In-Situ Thermal Bridge Evaluation of a Building Using Bayesian Inference With Measured Infrared Thermography

Abstract

Abstract Useful thermal bridge performance indicators (ITBs) of existing buildings may differ from calculated thermal bridge performance derived theoretically due to actual construction conditions, such as irregular shapes and aging. To fill this gap practically, a more realistic quantitative evaluation of thermal bridge on-site needs to be considered to identify thermal behaviors throughout exterior walls and thus improve the overall insulation performance of buildings. In this study, a case study is conducted using an infrared thermal imaging method to evaluate the thermal bridge of an existing building practically. The study's main purpose is to review the thermal bridge performance indicators measured by the steady-state model under field conditions in terms of convergence and uncertainty.
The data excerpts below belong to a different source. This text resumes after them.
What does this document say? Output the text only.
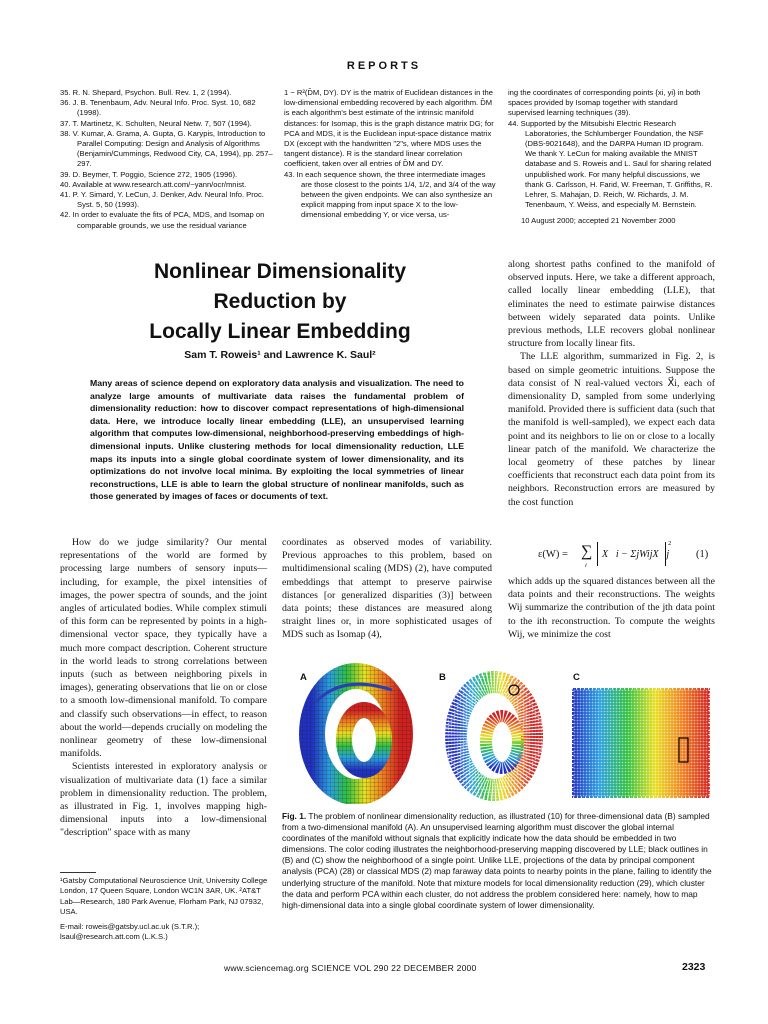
REPORTS

35. R. N. Shepard, Psychon. Bull. Rev. 1, 2 (1994).

36. J. B. Tenenbaum, Adv. Neural Info. Proc. Syst. 10, 682 (1998).

37. T. Martinetz, K. Schulten, Neural Netw. 7, 507 (1994).

38. V. Kumar, A. Grama, A. Gupta, G. Karypis, Introduction to Parallel Computing: Design and Analysis of Algorithms (Benjamin/Cummings, Redwood City, CA, 1994), pp. 257–297.

39. D. Beymer, T. Poggio, Science 272, 1905 (1996).

40. Available at www.research.att.com/~yann/ocr/mnist.

41. P. Y. Simard, Y. LeCun, J. Denker, Adv. Neural Info. Proc. Syst. 5, 50 (1993).

42. In order to evaluate the fits of PCA, MDS, and Isomap on comparable grounds, we use the residual variance

1 − R²(D̂M, DY). DY is the matrix of Euclidean distances in the low-dimensional embedding recovered by each algorithm. D̂M is each algorithm's best estimate of the intrinsic manifold distances: for Isomap, this is the graph distance matrix DG; for PCA and MDS, it is the Euclidean input-space distance matrix DX (except with the handwritten "2"s, where MDS uses the tangent distance). R is the standard linear correlation coefficient, taken over all entries of D̂M and DY.

43. In each sequence shown, the three intermediate images are those closest to the points 1/4, 1/2, and 3/4 of the way between the given endpoints. We can also synthesize an explicit mapping from input space X to the low-dimensional embedding Y, or vice versa, us-

ing the coordinates of corresponding points {xi, yi} in both spaces provided by Isomap together with standard supervised learning techniques (39).

44. Supported by the Mitsubishi Electric Research Laboratories, the Schlumberger Foundation, the NSF (DBS-9021648), and the DARPA Human ID program. We thank Y. LeCun for making available the MNIST database and S. Roweis and L. Saul for sharing related unpublished work. For many helpful discussions, we thank G. Carlsson, H. Farid, W. Freeman, T. Griffiths, R. Lehrer, S. Mahajan, D. Reich, W. Richards, J. M. Tenenbaum, Y. Weiss, and especially M. Bernstein.

10 August 2000; accepted 21 November 2000

Nonlinear Dimensionality
Reduction by
Locally Linear Embedding
Sam T. Roweis¹ and Lawrence K. Saul²
Many areas of science depend on exploratory data analysis and visualization. The need to analyze large amounts of multivariate data raises the fundamental problem of dimensionality reduction: how to discover compact representations of high-dimensional data. Here, we introduce locally linear embedding (LLE), an unsupervised learning algorithm that computes low-dimensional, neighborhood-preserving embeddings of high-dimensional inputs. Unlike clustering methods for local dimensionality reduction, LLE maps its inputs into a single global coordinate system of lower dimensionality, and its optimizations do not involve local minima. By exploiting the local symmetries of linear reconstructions, LLE is able to learn the global structure of nonlinear manifolds, such as those generated by images of faces or documents of text.

How do we judge similarity? Our mental representations of the world are formed by processing large numbers of sensory inputs—including, for example, the pixel intensities of images, the power spectra of sounds, and the joint angles of articulated bodies. While complex stimuli of this form can be represented by points in a high-dimensional vector space, they typically have a much more compact description. Coherent structure in the world leads to strong correlations between inputs (such as between neighboring pixels in images), generating observations that lie on or close to a smooth low-dimensional manifold. To compare and classify such observations—in effect, to reason about the world—depends crucially on modeling the nonlinear geometry of these low-dimensional manifolds.

Scientists interested in exploratory analysis or visualization of multivariate data (1) face a similar problem in dimensionality reduction. The problem, as illustrated in Fig. 1, involves mapping high-dimensional inputs into a low-dimensional "description" space with as many

¹Gatsby Computational Neuroscience Unit, University College London, 17 Queen Square, London WC1N 3AR, UK. ²AT&T Lab—Research, 180 Park Avenue, Florham Park, NJ 07932, USA.

E-mail: roweis@gatsby.ucl.ac.uk (S.T.R.); lsaul@research.att.com (L.K.S.)

coordinates as observed modes of variability. Previous approaches to this problem, based on multidimensional scaling (MDS) (2), have computed embeddings that attempt to preserve pairwise distances [or generalized disparities (3)] between data points; these distances are measured along straight lines or, in more sophisticated usages of MDS such as Isomap (4),

along shortest paths confined to the manifold of observed inputs. Here, we take a different approach, called locally linear embedding (LLE), that eliminates the need to estimate pairwise distances between widely separated data points. Unlike previous methods, LLE recovers global nonlinear structure from locally linear fits.

The LLE algorithm, summarized in Fig. 2, is based on simple geometric intuitions. Suppose the data consist of N real-valued vectors X⃗i, each of dimensionality D, sampled from some underlying manifold. Provided there is sufficient data (such that the manifold is well-sampled), we expect each data point and its neighbors to lie on or close to a locally linear patch of the manifold. We characterize the local geometry of these patches by linear coefficients that reconstruct each data point from its neighbors. Reconstruction errors are measured by the cost function

ε(W) = ∑
i
X⃗i − ΣjWijX⃗j
2
(1)

which adds up the squared distances between all the data points and their reconstructions. The weights Wij summarize the contribution of the jth data point to the ith reconstruction. To compute the weights Wij, we minimize the cost

A	B	C
Fig. 1. The problem of nonlinear dimensionality reduction, as illustrated (10) for three-dimensional data (B) sampled from a two-dimensional manifold (A). An unsupervised learning algorithm must discover the global internal coordinates of the manifold without signals that explicitly indicate how the data should be embedded in two dimensions. The color coding illustrates the neighborhood-preserving mapping discovered by LLE; black outlines in (B) and (C) show the neighborhood of a single point. Unlike LLE, projections of the data by principal component analysis (PCA) (28) or classical MDS (2) map faraway data points to nearby points in the plane, failing to identify the underlying structure of the manifold. Note that mixture models for local dimensionality reduction (29), which cluster the data and perform PCA within each cluster, do not address the problem considered here: namely, how to map high-dimensional data into a single global coordinate system of lower dimensionality.
www.sciencemag.org SCIENCE VOL 290 22 DECEMBER 2000	2323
Bayesian Markov Chain Monte Carlo (MCMC) is used to examine the validity of the results by deriving evaluation results in the form of distribution, including uncertainty. After the measurement was completed, an analysis of the results was conducted. As a result of measurement for 3 days, it was found that the thermal bridge part had 1.221 times more heat loss than the non-thermal bridge part, which showed a 6.7% deviation from the numerical method. However, the uncertainty was 0.225 (18.4%, CI 95%), a large figure. This is due to the influence of field conditions and shows the limitations of the steady-state measurement model. Regarding the convergence of the results, the measurement results were found to converge continuously as the measurement time increased. This suggests that valid results can be obtained in the field if the measurement is performed for a sufficient time, even with a thermal bridge measurement method assuming a steady-state.